Friday, February 22, 2008

Ave atque vale?

Latest Favorite Picture of the Gang

Today I delivered my first sermon at Seabury. It's also possible it will be my last. All we know at this point is that no new students are being accepted for the '08-'09 school year and that Seabury will no longer offer a residential 3-year M.Div. program. Beyond that, we are still waiting for the details. I had written another sermon for today, but it just didn't work anymore. So, last night at 11pm, I wrote another one.

Seabury Sermon: 2/22/08


Yesterday morning I woke up reciting a poem I had memorized 44 years ago for Sister Agnes Joseph in my sophomore English class at Aquinas Dominican High School on the south side of Chicago. She had asked us to memorize one of Shakespeare’s sonnets. My choice was odd for a sixteen year old. The poem is a carpe diem poem. If you saw the movie, Dead Poets Society, you heard a lot of talk about carpe diem, usually translated “seize the day.”
Carpe diem poems generally express, in some poetic way, the sentiment: “life is short and time flies, let’s make the most of it.” Often, in these poems, a male lover addresses a woman he admires and tries to convince her that loving him would be a very good idea indeed.
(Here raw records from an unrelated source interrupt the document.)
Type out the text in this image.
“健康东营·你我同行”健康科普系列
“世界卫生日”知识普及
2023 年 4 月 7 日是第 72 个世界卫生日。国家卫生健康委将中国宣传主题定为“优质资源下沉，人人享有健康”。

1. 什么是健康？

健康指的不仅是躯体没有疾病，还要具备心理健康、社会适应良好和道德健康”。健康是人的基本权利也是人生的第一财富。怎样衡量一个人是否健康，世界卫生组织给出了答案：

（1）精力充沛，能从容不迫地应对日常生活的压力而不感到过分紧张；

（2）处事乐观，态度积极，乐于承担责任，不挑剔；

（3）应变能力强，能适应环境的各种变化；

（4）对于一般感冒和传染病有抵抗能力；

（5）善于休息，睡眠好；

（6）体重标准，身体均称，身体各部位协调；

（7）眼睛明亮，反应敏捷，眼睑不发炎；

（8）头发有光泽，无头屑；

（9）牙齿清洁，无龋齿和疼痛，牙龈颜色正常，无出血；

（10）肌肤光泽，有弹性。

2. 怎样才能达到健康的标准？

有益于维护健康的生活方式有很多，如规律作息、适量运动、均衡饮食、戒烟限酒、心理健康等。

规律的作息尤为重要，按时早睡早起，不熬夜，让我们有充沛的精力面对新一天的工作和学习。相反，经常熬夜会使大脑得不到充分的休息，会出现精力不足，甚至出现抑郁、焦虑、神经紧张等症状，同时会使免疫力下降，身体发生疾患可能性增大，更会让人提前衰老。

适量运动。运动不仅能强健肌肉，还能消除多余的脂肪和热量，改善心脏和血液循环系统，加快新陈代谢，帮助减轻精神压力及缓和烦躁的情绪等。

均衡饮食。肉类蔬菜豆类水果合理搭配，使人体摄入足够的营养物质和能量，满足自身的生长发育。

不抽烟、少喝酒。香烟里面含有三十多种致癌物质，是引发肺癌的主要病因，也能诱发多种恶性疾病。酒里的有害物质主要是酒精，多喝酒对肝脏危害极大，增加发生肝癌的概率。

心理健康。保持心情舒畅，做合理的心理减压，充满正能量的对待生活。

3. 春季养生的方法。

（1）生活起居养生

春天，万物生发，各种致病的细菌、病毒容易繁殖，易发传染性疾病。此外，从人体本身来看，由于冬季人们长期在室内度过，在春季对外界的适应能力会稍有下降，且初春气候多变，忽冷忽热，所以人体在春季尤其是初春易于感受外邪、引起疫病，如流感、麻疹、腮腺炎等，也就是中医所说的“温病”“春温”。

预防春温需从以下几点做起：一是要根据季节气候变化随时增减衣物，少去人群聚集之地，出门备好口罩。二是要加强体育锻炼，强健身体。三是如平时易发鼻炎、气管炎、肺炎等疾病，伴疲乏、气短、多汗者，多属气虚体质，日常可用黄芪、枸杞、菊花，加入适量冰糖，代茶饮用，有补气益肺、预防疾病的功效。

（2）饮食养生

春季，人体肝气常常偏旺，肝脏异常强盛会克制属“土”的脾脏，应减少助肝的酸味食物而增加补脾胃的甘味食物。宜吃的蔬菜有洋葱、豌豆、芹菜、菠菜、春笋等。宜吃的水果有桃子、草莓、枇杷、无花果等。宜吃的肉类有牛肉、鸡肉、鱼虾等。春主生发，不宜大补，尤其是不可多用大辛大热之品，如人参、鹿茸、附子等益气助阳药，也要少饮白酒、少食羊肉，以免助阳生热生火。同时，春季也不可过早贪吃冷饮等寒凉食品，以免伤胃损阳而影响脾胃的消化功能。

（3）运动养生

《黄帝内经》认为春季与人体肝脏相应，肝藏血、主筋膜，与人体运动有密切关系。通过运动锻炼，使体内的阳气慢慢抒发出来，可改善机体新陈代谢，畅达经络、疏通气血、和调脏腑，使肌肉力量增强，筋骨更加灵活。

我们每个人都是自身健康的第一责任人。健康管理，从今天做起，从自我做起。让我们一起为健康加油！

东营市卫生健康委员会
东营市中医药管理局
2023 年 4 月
It’s kind of a “Birds-do-it.-Bees-do-it.-Even-educated-fleas-do-it.-Let’s-do-it.-Let’s-fall-in-love.” approach to life.


What made this poem an odd choice for a sixteen year old in a girl’s prep school was that the speaker of the sonnet is wooing the addressee with the argument that he is quite old, so “time’s a wastin.’” -- love me or I may be gone soon.
Right now at Seabury, I daresay all of us are experiencing a veritable panoply of emotions. Sadness, fear, anger, confusion, skepticism, helplessness, powerlessness, paralysis, grief to name a few.


Right now, we are living in ambiguous uncertainty. It doesn’t feel good. In times like these, Carpe diem may be a helpful world view to adopt. The past is gone. We have no hope of bringing it into the present. The future isn’t here. We can’t control it. We can’t act in it. There really is no point in worrying about it. As Jesus said, “Therefore I tell you, do not worry about your life, what you will eat or what you will drink, or about your body, what you will wear. Is not life more than food and the body more than clothing? Look at the birds of the air; they neither sow nor reap nor gather into barns, and yet your heavenly Father feeds them. Are you not of more value than they? And can any of you by worrying add a single hour to your span of life?”
Although our emotional rollercoaster will continue to climb and drop, let’s seize the day. Let’s practice letting go of the past and letting go of worrying about the future. Let’s be present to one another in the here and now. Let’s be mindful of each other’s gifts. Let’s rejoice in this day, the day the Lord has made. Let’s remember that we are loved and that nothing can separate us from that love.


Yesterday morning, as I lay in bed reciting my Shakespearean sonnet, I thought how, as with the Bible, we can read and reread Shakespeare and hear it every time in a new way. As I listened to the sonnet, I heard that it was Seabury that was the speaker.
I now know that the reason I memorized this unlikely sonnet 44 years ago was to recite it to you this morning:


That time of year thou mayst in me behold
When yellow leaves, or none, or few, do hang
Upon those boughs which shake against the cold,
Bare ruin'd choirs, where late the sweet birds sang.
In me thou seest the twilight of such day
As after sunset fadeth in the west,
Which by and by black night doth take away,
Death's second self, that seals up all in rest.
In me thou see'st the glowing of such fire
That on the ashes of his youth doth lie,
As the death-bed whereon it must expire
Consumed with that which it was nourish'd by.
This thou perceivest, which makes thy love more strong,
To love that well which thou must leave ere long.